DBRF is a Density-Based Random Forest algorithm developed to improve prediction performance on imbalanced datasets [28]. This algorithm detects borderline samples using a density-based method to augment the samples. DBRF uses two different random forest classifiers to model the augmented boundary samples and the original dataset. This algorithm determines the final output using a bagging technique. DBRF algorithm can solve the problem of classifying minority samples located on the class boundary.

In [29] a novel ensemble classification method based on kernel density estimate (KDE) is proposed to handle imbalanced data. This method trains each tree in the ensemble using uniquely generated synthetically balanced data. KDE offers a natural and effective approach to generating new minority samples to balance subsets by estimating the underlying distribution of the data.

K-Means-SMOTE–ENN is a new method based on hybrid bag-boost is introduced to improve the acts of resampling techniques in noisy imbalanced datasets [30]. This algorithm combines a hybrid bag-boost model of decision tree and hybrid K-Means SMOTE–edited nearest neighbor (ENN) resampling technique to address the noisy class imbalanced problems. K-Means-SMOTE–ENN uses the edited nearest neighbor as an undersampling method to remove samples that create noise.

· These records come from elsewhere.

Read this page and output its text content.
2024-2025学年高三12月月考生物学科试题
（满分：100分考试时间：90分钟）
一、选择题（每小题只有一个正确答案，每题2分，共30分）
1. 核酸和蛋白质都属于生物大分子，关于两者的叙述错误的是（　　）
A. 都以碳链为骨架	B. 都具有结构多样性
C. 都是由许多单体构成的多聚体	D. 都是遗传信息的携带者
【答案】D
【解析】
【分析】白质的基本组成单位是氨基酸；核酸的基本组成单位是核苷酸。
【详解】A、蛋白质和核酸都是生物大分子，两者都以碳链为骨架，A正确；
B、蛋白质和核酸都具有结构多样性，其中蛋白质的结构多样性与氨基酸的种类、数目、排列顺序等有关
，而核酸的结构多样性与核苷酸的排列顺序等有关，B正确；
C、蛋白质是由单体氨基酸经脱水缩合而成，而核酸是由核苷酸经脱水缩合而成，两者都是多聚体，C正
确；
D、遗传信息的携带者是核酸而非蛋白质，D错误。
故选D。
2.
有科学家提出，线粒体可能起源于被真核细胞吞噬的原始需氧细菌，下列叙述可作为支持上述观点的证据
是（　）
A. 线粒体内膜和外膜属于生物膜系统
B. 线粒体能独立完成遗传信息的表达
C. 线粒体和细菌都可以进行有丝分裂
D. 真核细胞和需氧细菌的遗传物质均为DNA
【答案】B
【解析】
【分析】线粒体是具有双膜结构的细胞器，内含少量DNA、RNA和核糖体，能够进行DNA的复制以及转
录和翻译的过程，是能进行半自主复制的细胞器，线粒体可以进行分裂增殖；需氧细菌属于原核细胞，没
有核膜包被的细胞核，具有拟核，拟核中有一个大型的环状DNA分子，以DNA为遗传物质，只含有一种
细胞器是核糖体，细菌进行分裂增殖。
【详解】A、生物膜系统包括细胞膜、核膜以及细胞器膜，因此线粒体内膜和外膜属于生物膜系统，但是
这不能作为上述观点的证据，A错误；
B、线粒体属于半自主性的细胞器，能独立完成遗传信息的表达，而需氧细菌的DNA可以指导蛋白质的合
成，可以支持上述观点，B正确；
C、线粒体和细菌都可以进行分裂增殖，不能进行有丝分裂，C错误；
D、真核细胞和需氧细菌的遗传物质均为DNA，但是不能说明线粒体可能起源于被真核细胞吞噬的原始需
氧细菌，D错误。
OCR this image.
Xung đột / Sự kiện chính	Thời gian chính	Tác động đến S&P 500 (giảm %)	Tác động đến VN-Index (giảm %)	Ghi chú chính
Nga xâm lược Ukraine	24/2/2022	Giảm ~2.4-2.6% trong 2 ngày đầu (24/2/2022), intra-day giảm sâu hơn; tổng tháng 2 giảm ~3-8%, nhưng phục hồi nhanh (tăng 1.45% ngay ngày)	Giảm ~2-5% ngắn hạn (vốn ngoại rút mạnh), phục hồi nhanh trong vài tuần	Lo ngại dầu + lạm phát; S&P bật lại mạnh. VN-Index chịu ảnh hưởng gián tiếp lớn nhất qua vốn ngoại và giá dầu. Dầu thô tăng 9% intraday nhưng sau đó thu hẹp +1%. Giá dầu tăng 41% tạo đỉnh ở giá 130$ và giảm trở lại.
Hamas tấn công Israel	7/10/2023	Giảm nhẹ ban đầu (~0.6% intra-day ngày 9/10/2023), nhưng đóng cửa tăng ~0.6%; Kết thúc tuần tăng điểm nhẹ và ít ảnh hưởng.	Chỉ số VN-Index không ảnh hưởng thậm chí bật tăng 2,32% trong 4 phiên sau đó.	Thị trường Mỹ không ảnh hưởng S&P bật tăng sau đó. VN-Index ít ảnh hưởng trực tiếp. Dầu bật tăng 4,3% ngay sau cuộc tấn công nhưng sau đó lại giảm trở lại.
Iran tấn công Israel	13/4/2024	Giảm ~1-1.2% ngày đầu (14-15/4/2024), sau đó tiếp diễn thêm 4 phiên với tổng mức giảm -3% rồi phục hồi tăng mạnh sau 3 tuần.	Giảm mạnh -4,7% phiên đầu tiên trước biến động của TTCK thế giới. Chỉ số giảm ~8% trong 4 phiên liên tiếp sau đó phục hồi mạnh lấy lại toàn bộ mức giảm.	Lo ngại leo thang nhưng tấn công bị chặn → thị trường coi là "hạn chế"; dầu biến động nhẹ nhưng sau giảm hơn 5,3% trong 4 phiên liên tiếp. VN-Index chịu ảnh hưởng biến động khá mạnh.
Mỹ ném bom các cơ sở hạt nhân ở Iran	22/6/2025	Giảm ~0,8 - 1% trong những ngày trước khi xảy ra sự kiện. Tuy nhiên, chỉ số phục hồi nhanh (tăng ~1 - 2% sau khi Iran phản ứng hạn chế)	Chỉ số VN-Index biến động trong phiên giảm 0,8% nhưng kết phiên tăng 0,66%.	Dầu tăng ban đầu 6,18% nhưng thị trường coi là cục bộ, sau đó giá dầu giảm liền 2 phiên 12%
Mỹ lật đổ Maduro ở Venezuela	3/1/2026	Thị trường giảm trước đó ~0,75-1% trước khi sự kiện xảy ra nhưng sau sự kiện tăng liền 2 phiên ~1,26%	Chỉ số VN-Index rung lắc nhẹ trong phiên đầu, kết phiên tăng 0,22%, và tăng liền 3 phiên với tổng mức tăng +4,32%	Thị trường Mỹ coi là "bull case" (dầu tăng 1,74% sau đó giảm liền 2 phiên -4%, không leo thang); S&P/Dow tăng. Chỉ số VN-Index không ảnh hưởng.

In [31] a new classification algorithm based on diverse sample generation and classifier fusion are proposed to address the drawbacks of SMOTE, such as lack of diversity and strong overlap of generated minority samples. This algorithm uses a generative adversarial network (GAN)-based framework that includes an oversampling method and a two-class imbalanced data classification approach. In this algorithm, the oversampling method is based on an improved GAN model, and the classification approach is based on classifier fusion through fuzzy integral that can model the interactions between the base classifiers with different balanced subsets.

Most of these aforementioned methods suggest that the use of hybrid methods is useful for learning samples of minority class and also can be used in the boosting process for imbalanced data classification. In this paper, we propose a novel boosting-based method using a new under-sampling technique based on the Peak clustering algorithm.

3 Boosting-based approach to imbalanced data

As mentioned earlier, the number of examples in different classes differs in many application domains. This leads to the imbalance problem in machine learning. Traditional classifiers cannot properly classify the minority class examples in the imbalanced datasets. Although, the accuracy of these datasets is high, however, most minority instances are misclassified. Therefore, accuracy cannot be used as a proper evaluation metric. To handle this issue, we focus on the boosting algorithm in this paper. A boosting algorithm increases the weights of misclassified examples in the boosting process. In fact, boosting leads to learn more from the hard examples through this training procedure. This is why boosting is a useful approach to classify imbalanced data. As mentioned, SMOTEBoost and RUSBoost are popular boosting-based methods for imbalanced data. In the RUSBoost algorithm, which tries to balance the data by randomly deleting samples, the minority class recall is improved, but many majority class samples are lost. The results mentioned in the article [18] show that using SMOTEBoost is an effective approach.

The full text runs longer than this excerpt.